Two days ago, Kaiming He make their ResNet public, and includes the various pretrained model. I was excited and download the model immediately and try to use loadcaffe module to use the ResNet. Sadly, the loadcaffe seems not to support the Batch Normalizations.

Okay, however, this morning, I found facebook has released their ResNet (fb.resnet.torch) model which has maximum 101 layers but has a better result on validation error. I think facebook just released it yesterday, so it’s pretty fresh now. The facebook version is also now on the page of Kaiming’s Resnet page, and also with some other versions.

So, a immediate idea to me is to use the ResNet on neuraltalk2, because it’s really easy to plug in the original framework. Facebook has a clear code how to extract feature from an image.

The code is here. In principle, it’s just remove the VGG and put ResNet in (less than 100-line modification). The link is here neuraltalk2-resnet. I am still training it, so there may be some bugs.

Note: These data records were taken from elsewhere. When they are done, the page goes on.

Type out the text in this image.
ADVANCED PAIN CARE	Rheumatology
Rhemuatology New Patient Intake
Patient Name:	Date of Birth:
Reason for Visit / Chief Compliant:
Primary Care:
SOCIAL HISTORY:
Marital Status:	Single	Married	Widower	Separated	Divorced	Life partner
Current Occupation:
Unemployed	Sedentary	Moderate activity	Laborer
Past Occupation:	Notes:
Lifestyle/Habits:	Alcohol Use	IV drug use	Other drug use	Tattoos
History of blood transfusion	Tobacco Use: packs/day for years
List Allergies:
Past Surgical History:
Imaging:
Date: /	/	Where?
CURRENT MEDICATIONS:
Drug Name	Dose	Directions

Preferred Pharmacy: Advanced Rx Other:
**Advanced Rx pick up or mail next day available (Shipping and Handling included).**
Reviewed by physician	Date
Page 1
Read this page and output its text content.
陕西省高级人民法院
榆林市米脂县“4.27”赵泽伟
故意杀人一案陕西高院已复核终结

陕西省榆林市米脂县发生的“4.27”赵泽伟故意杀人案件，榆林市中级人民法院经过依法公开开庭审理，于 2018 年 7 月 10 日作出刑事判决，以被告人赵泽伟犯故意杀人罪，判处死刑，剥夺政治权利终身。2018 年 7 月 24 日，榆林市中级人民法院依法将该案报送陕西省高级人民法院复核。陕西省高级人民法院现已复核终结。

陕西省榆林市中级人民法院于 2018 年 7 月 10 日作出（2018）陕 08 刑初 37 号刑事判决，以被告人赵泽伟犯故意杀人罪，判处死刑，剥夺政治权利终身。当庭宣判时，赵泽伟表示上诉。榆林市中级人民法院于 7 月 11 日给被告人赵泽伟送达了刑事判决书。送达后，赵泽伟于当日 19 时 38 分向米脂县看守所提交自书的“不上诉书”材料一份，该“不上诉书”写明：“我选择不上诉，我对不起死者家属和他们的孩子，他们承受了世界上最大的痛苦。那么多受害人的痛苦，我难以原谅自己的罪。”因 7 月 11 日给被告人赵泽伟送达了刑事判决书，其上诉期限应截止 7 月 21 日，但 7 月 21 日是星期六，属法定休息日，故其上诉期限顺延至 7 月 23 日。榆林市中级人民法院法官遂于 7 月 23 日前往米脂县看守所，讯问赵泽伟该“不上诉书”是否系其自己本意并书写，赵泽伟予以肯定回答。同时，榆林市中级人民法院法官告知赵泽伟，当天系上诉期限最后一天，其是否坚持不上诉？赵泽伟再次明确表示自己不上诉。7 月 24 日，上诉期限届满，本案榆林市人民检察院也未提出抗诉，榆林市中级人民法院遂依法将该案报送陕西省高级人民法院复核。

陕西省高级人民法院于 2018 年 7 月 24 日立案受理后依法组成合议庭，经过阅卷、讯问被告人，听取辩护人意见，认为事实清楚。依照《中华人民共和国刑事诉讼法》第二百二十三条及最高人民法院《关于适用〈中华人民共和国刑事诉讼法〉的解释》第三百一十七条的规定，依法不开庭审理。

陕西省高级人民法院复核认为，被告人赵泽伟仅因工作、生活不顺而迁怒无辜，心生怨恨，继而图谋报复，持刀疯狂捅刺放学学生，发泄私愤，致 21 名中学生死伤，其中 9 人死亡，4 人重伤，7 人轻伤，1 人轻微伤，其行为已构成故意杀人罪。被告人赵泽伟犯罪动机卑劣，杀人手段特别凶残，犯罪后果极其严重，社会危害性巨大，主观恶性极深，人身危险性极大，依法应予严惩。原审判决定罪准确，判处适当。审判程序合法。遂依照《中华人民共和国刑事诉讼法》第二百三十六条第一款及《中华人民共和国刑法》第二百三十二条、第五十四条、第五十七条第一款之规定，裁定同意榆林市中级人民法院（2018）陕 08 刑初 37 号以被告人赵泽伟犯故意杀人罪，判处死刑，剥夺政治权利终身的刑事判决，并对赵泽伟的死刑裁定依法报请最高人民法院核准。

Enjoy and please point out the bugs.

In addition

I forgot to give the link about the post of the facebook ResNet. the blog post.

I found it interesting that they use shared memory for the repeated modules. This seems interesting, may reduce half of the intermediate variables. But this seems to require the update to be done during the back propagation(This won't hurt optimization right?). The shared memory is on gradInput, which will not be used in the update.

Here is what in the original post:

We used a few tricks to fit the larger ResNet-101 and ResNet-152 models on 4 GPUs, each with 12 GB of memory, while still using batch size 256. In a backwards pass, the gradInput buffers can be reused once the module’s gradWeight has been computed. In Torch, an easy way to achieve this is to modify modules of the same type to share their underlying storages. We also used the in-place variants of the ReLU and CAddTable modules.

Adding these memory optimizations only amount to an extra 10 lines of code.